Des formules qui pour elle ne veulent rien dire philosophiquement et intrinsèquement. Sommes-nous une personne que nous pouvons perdre puis retrouver ? Non. Pour Claire Marin, nous sommes une multitude de personnages qui cohabitent, certaines personnalités prenant le relais ou en doublant d'autres selon les moments de la vie, sans que cela ait nécessairement du sens ou un fil conducteur. On cherche un sens à tout, une unité de chair et de faits, mais cela reste un fantasme. Il n'y a pas un moi, mais des « moi », qui s'ajoutent, disparaissent, réapparaissent, sans queue ni tête, selon mes lassitudes, mes envies, mes aléas et tant de choses que l'on ne peut nommer. Mais pourtant, certains rompent avec des situations en se disant « que ce qu'ils vivent ne leur ressemble pas », que « ce n'est pas eux », que ce personnage qu'ils regardent évoluer n'a rien à voir avec la vie qu'ils devraient vivre.
Ici, la philosophe nuance son propos. Oui, dans certains cas, il y a un élan vital qui nous pousse à un certain alignement, et donc à rompre.
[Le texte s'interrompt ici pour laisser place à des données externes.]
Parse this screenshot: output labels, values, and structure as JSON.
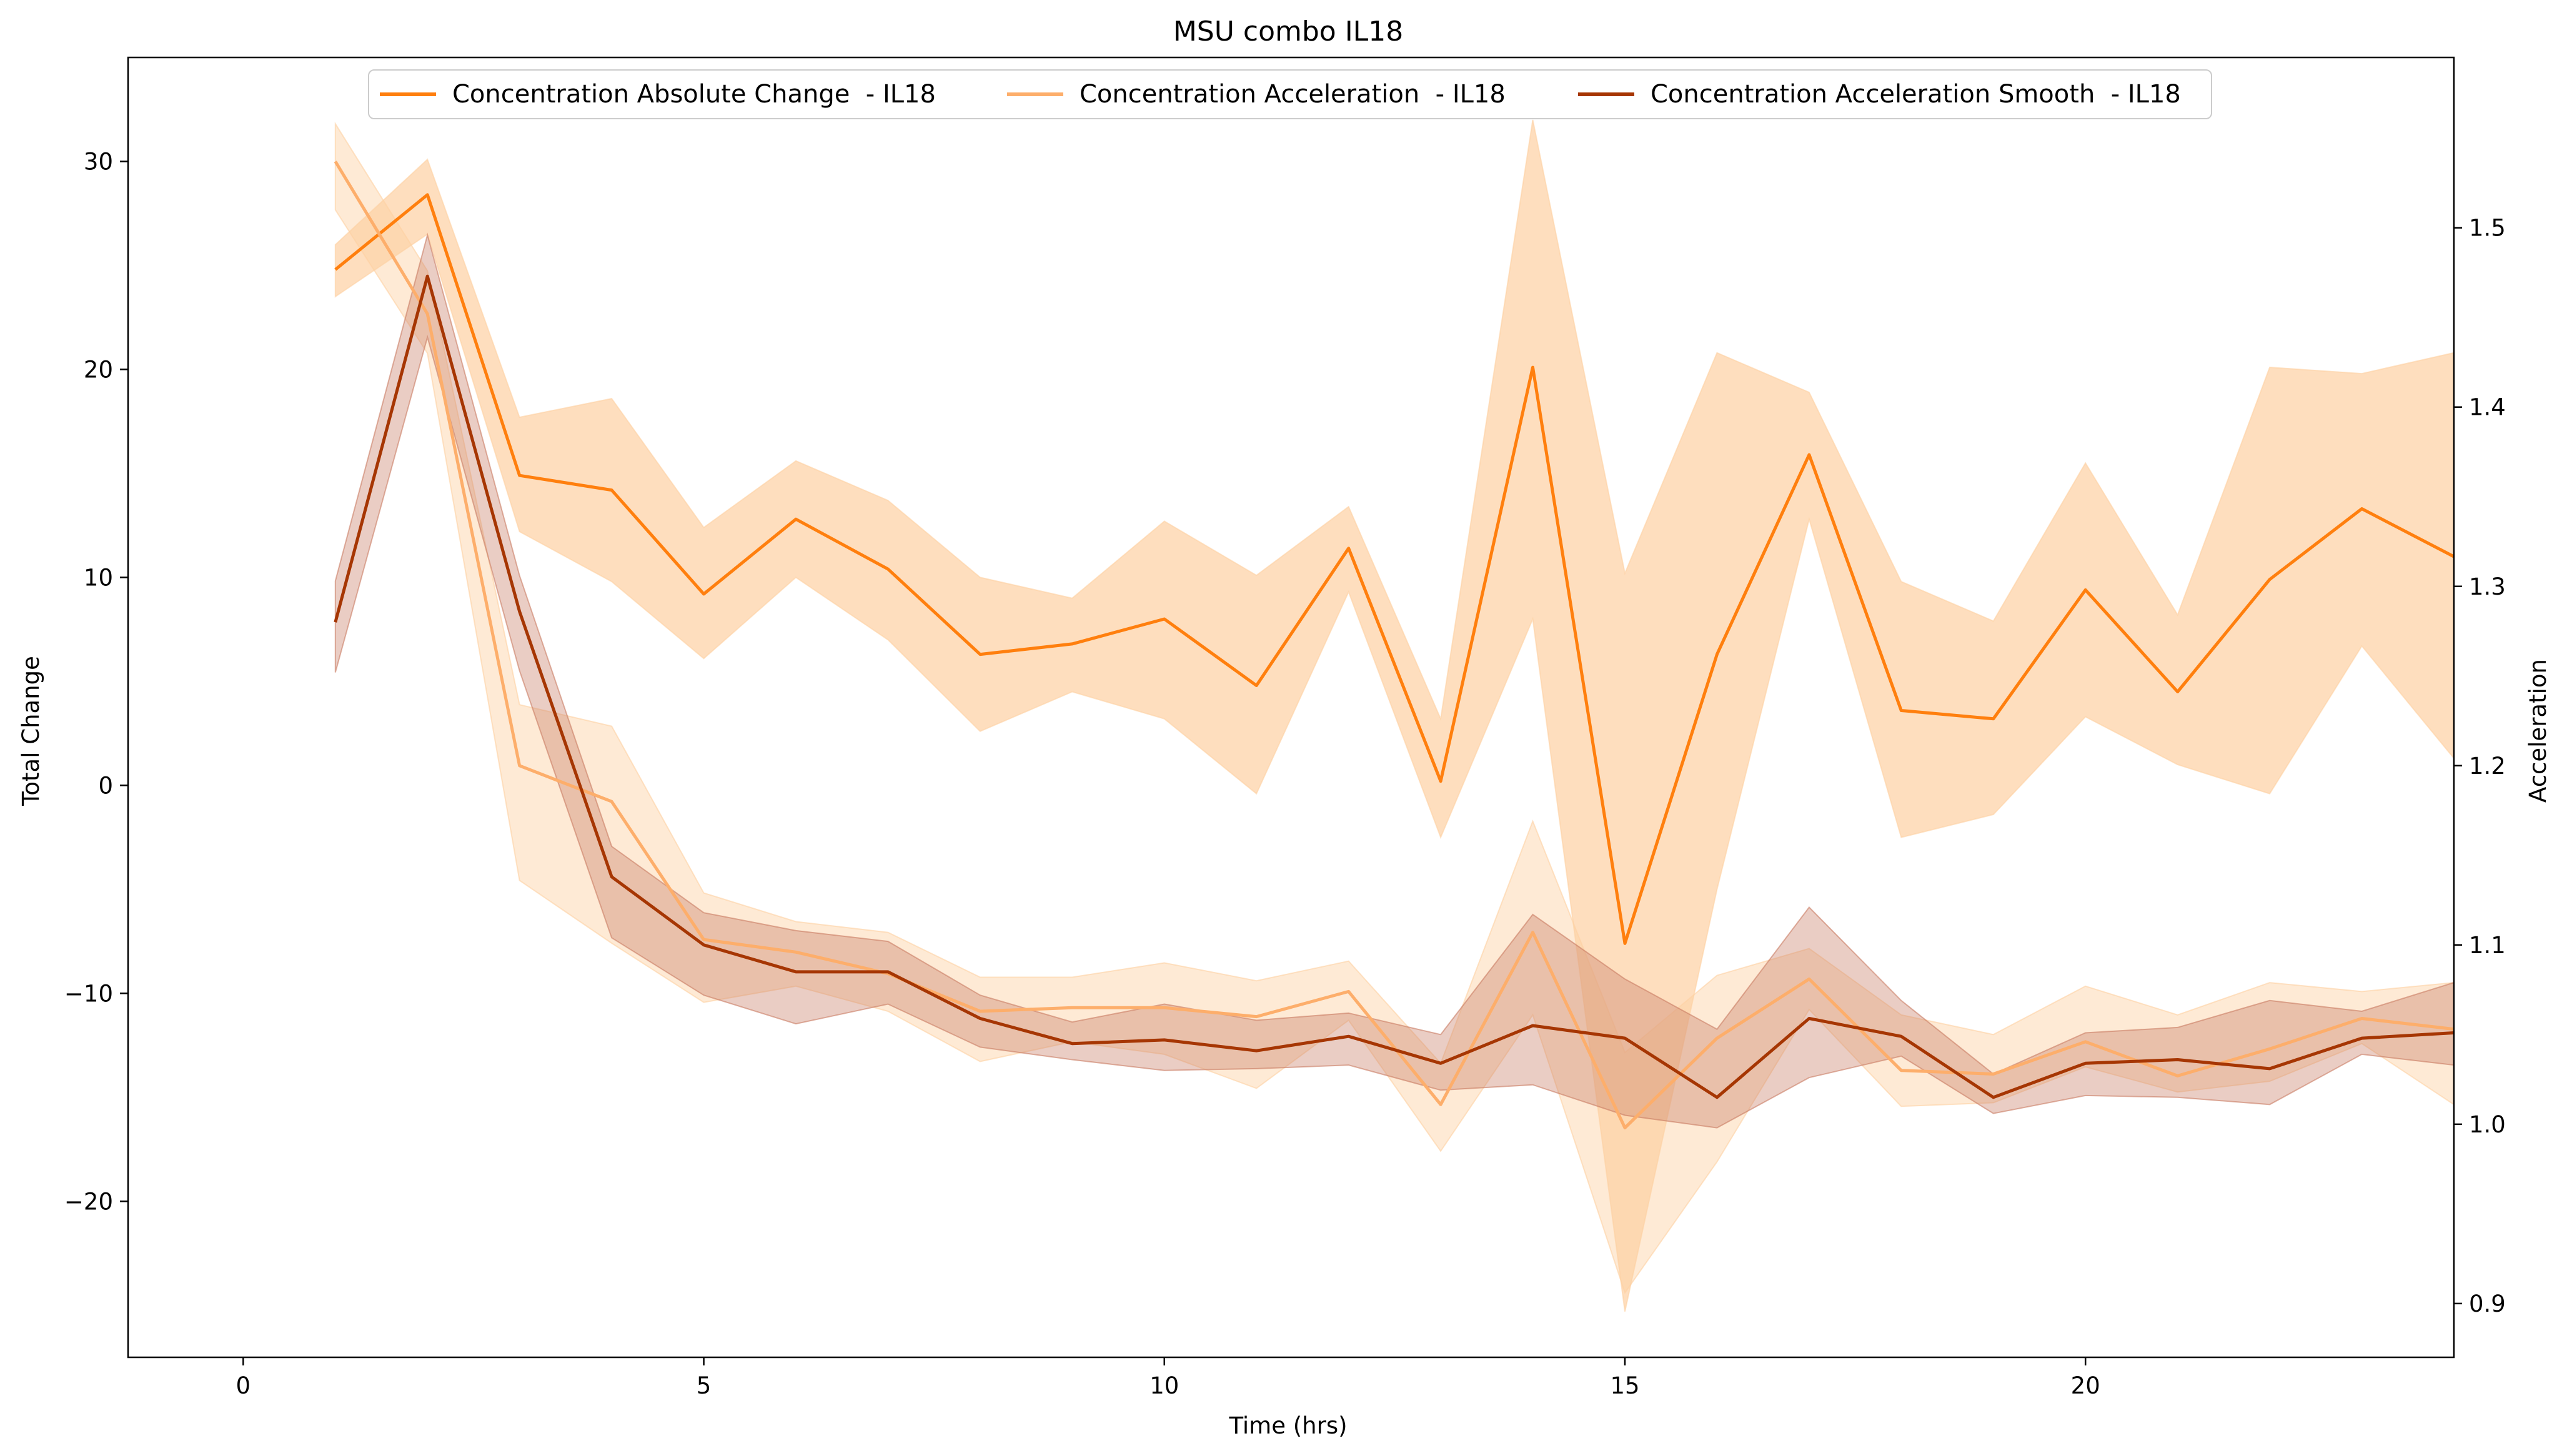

Oui, parfois, le rôle endossé est trop décalé de sa personnalité et de ses envies fondatrices, il faut rompre pour vivre. Mais il ne faut pas être dupe, ce n'est pas toujours le cas, et l'élan vital a aussi bon dos pour empêcher de voir ce que l'on ne veut pas voir : l'espoir de se fuir soi-même : « Rompre est alors moins la quête d'une vérité intérieure qu'une tentation du vide, une jouissance de l'effacement ou de la négation de soi, une libération dans la disparition. […] Toute nouvelle vie ne serait finalement qu'une modulation de l'ancienne. Peut-on créer par la rupture amoureuse une existence radicalement neuve ? de quoi, de qui, pouvons-nous réellement nous défaire ? »

Il ne s'agit pas ici de prêcher contre la rupture. Il s'agit simplement de remettre la rupture à sa place, ce qu'elle est : une déchirure. Ni une promesse d'avenir joyeux, ni l'ouverture d'une descente aux enfers.

L'auteure continue son argumentation avec les ruptures liées aux maladies, ou aux aléas. Car finalement, la plus « grosse » rupture (si tant est que cela ait un sens), est la rupture que l'on a avec notre propre croyance : celle que rien ne peut nous arriver. Jamais nous perdrons un enfant, jamais nous n'aurons un grave accident, jamais ceci, jamais cela, cela arrive aux autres. Jusqu'au jour où… Et là, quelque part, la rupture avec notre croyance d'immortalité arrive. Et c'est ici que le choc se fait. Il y a un avant et un après. Comme dans toutes les ruptures. Pas un après mieux qu'un avant, pas un avant forcément mieux que l'après… Il y a juste eu « rupture » et il faut dorénavant composer avec.

Rupture(s) est un très bel essai. le style est un peu répétitif, on aurait parfois compris la même chose avec moins de mots pour le dire, mais cela fait partie de la dialectique de Claire Marin et c'est bien. Il y a également beaucoup de jolies références littéraires que j'ai appréciées. Mais finalement, ce qui m'a le plus plu, c'est ce détachement sur un sujet tendance, cette remise de l'église au centre du village : il n'y a pas d'un côté les bonnes ruptures qui font grandir, et de l'autre les mauvaises ruptures. Il n'y a pas non plus le culte de la rupture comme début d'une nouvelle vie (forcément mieux). Il y a juste la rupture en tant que telle : ce qu'elle est, ce qu'elle signifie. Et la possibilité pour tout à chacun de continuer une vie où l'on s'accroche aux moments de joie qui restent à vivre, si on en est capable.

Je ne comprends donc pas les critiques de Madame Figaro ou Elle ou tous les autres magazines féminins qui ont des unes du type « Rompre pour être heureuse », je pense très sincèrement que l'ouvrage n'a pas été lu, ou alors on n'a pas du tout lu la même chose :



Je me reconnais plus dans l'interprétation qu'en a fait Libération :



Bref, un essai qui arrive à point nommé pour contrer la déferlante assommante des dernières années en développement personnel bidon et superficiel.